According to the present invention, even if the solder is scraped and intervened in the gap between the crystal piece and the base, the solder ball does not come out of the gap, so that the solder ball adheres to the crystal piece. This prevents problems such as non-oscillation and frequency fluctuation. Since the independent electrode is independent of the excitation electrode without being electrically connected thereto, the desired oscillation frequency can be obtained without changing the excitation electrode area and the set capacitance (C ₀ ). Etc.
In addition to providing a more reliable crystal unit, the electrode that is the solder bonding film can be formed simultaneously with the excitation electrode.
A crystal oscillator with extremely high manufacturing efficiency can be provided.

[Brief description of the drawings]

FIG. 1 is an exploded perspective view of a tuning-fork type crystal resonator according to a first embodiment of the present invention.

FIG. 2 is a perspective plan view showing a deposition mask for forming a first electrode of the present invention.

FIG. 3 is a perspective plan view showing a first electrode forming spacer of the present invention.

FIG. 4 is an exploded perspective view of a tuning-fork type crystal resonator according to a second embodiment of the present invention.

FIG. 5 is a perspective plan view showing a deposition mask for forming a second electrode according to the present invention.

FIG. 6 is a perspective plan view showing a spacer for forming a second electrode of the present invention.

FIG. 7 is an exploded perspective view showing a conventional tuning-fork type crystal resonator.

FIG. 8 is a sectional view of a base portion of a conventional tuning-fork type quartz resonator.

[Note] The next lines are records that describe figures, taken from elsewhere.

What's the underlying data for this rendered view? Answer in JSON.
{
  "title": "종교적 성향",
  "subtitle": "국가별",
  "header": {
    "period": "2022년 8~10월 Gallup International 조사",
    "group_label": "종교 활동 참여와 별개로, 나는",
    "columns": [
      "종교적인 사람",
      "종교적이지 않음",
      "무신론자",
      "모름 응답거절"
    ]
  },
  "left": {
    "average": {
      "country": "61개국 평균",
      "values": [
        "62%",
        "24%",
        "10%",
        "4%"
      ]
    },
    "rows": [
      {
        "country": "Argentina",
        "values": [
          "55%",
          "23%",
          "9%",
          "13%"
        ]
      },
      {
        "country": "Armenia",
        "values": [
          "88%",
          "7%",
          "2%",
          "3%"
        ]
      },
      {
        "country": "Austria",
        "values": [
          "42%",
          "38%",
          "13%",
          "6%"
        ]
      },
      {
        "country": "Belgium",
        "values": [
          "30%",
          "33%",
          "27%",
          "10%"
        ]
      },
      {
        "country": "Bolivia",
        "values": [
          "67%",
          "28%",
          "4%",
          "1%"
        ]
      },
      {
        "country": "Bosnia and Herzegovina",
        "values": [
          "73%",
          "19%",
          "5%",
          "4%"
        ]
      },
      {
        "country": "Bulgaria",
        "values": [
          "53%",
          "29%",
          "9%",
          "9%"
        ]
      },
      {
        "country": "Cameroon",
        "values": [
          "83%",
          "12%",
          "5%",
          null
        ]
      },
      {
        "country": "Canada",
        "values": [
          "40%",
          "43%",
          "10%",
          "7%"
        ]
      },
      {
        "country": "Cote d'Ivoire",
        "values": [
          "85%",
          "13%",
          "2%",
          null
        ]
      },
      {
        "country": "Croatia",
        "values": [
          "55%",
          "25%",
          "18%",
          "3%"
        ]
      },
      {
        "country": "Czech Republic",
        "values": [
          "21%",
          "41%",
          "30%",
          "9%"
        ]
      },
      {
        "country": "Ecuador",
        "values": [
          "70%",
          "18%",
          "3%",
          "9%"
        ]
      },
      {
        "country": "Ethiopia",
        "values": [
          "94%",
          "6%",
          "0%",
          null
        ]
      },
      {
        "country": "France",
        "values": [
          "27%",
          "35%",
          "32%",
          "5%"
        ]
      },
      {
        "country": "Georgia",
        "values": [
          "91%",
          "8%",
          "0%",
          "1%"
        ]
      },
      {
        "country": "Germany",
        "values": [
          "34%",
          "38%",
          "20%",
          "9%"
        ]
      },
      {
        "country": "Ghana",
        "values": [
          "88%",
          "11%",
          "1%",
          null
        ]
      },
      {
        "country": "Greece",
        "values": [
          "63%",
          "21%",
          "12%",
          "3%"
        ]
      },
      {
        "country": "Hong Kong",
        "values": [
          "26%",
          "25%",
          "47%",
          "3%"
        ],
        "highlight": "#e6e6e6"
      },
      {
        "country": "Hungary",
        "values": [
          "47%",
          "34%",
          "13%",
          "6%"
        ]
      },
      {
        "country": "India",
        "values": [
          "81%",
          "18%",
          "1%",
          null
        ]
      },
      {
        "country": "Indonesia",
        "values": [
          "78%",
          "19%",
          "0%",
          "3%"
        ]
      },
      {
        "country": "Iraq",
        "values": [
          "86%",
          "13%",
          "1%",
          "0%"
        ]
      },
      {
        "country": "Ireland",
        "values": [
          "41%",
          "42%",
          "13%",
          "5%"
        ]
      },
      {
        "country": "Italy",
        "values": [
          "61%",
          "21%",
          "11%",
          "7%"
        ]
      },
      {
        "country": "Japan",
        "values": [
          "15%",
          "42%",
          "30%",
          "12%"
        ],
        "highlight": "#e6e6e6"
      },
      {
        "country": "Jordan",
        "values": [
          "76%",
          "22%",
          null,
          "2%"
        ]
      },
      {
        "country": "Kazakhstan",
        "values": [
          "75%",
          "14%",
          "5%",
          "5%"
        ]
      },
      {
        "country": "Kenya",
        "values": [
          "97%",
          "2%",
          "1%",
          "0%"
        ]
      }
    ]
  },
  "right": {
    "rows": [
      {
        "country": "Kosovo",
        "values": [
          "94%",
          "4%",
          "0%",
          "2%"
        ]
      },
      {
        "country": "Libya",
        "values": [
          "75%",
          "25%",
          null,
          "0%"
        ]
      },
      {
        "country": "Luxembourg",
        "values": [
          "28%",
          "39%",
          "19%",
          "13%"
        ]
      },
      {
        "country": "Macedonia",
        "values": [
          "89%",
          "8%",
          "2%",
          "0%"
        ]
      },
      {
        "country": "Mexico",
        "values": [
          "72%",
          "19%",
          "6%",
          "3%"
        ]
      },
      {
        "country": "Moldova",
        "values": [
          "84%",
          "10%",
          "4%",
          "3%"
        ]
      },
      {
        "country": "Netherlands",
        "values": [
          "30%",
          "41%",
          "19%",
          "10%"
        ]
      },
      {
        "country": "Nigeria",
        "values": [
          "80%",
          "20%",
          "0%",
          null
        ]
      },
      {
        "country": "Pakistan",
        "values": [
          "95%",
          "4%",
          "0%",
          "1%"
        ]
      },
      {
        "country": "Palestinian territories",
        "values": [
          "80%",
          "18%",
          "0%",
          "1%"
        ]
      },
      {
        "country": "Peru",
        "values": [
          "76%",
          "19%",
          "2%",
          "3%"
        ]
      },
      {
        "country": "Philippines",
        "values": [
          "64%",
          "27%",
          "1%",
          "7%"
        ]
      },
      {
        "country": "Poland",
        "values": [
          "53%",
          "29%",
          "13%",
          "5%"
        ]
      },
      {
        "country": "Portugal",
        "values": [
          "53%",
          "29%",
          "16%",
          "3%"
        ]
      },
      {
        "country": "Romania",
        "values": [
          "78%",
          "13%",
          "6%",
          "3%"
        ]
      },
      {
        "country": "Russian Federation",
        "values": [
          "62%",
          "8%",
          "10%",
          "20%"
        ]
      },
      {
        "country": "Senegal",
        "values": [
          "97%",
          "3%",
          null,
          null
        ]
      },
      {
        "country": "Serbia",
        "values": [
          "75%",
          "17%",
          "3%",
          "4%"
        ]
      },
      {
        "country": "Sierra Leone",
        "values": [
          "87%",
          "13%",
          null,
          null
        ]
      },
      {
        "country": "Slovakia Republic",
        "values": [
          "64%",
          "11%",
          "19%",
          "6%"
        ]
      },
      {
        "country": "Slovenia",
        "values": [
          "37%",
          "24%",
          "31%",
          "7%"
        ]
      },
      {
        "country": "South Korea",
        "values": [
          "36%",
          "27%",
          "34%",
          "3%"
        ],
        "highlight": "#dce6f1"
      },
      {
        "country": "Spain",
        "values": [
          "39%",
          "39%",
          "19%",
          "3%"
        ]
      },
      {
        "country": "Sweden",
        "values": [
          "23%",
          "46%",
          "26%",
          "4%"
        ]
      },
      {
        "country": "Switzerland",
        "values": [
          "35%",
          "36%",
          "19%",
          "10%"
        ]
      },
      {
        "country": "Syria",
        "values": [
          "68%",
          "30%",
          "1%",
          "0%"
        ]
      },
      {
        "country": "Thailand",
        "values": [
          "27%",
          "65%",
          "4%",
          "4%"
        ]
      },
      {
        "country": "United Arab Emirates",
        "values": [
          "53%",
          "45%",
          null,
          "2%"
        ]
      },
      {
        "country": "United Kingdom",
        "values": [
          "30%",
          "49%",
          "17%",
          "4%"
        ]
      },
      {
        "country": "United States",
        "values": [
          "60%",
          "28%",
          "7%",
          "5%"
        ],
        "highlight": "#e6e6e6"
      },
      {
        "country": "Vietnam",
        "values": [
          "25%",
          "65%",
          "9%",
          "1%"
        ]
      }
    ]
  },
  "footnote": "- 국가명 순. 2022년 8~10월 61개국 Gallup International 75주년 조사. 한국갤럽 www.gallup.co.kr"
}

FIG. 9 is a perspective view of a crystal blank showing another embodiment of the present invention.

[Explanation of symbols]

 DESCRIPTION OF SYMBOLS 1 ... Tuning fork type crystal piece 2 ... 1st excitation electrode 3 ... 1st excitation electrode 4 ... Metal base 5, 6 ... Lead terminal 7 ... Spacer 8 ... Vapor deposition Mask 9: Independent electrode 10: Quartz piece

Claims (4)

[Claims] 1. A base having an excitation electrode formed thereon and a plurality of lead terminals hermetically and insulatedly implanted through a glass material to form an outer lead portion and an inner lead portion. A cap that hermetically seals a region including the crystal piece and the inner lead portion of the base, and the crystal piece is placed upright between the inner lead portions of the lead terminals, and the excitation electrode and the inner lead are provided. A quartz oscillator, wherein a portion is electrically and mechanically connected to each other by solder, wherein a solder bonding film is formed on a bottom surface of the quartz piece. 2. A crystal blank having at least two legs and formed with a first excitation electrode and a second excitation electrode, and a plurality of lead terminals are hermetically and insulated through a glass material. A base formed by implanting and forming an outer lead portion and an inner lead portion; and a cap hermetically sealing a region including the crystal blank and the inner lead portion of the base. In a crystal resonator in which the crystal piece is placed upright between lead portions and the excitation electrode and the inner lead portion are electrically and mechanically connected by solder, a solder bonding film is formed on the bottom surface of the crystal piece. A quartz oscillator characterized by being formed. 3. The quartz vibrating device according to claim 1, wherein the solder bonding film is formed of an extraction electrode that extends from the excitation electrode to both ends of the bottom surface of the crystal piece. Child. 4. The solder bonding film according to claim 1, wherein said solder bonding film is not electrically connected to said excitation electrode and is constituted by an independent electrode formed on a bottom surface of said crystal blank. 2. The crystal resonator according to 2.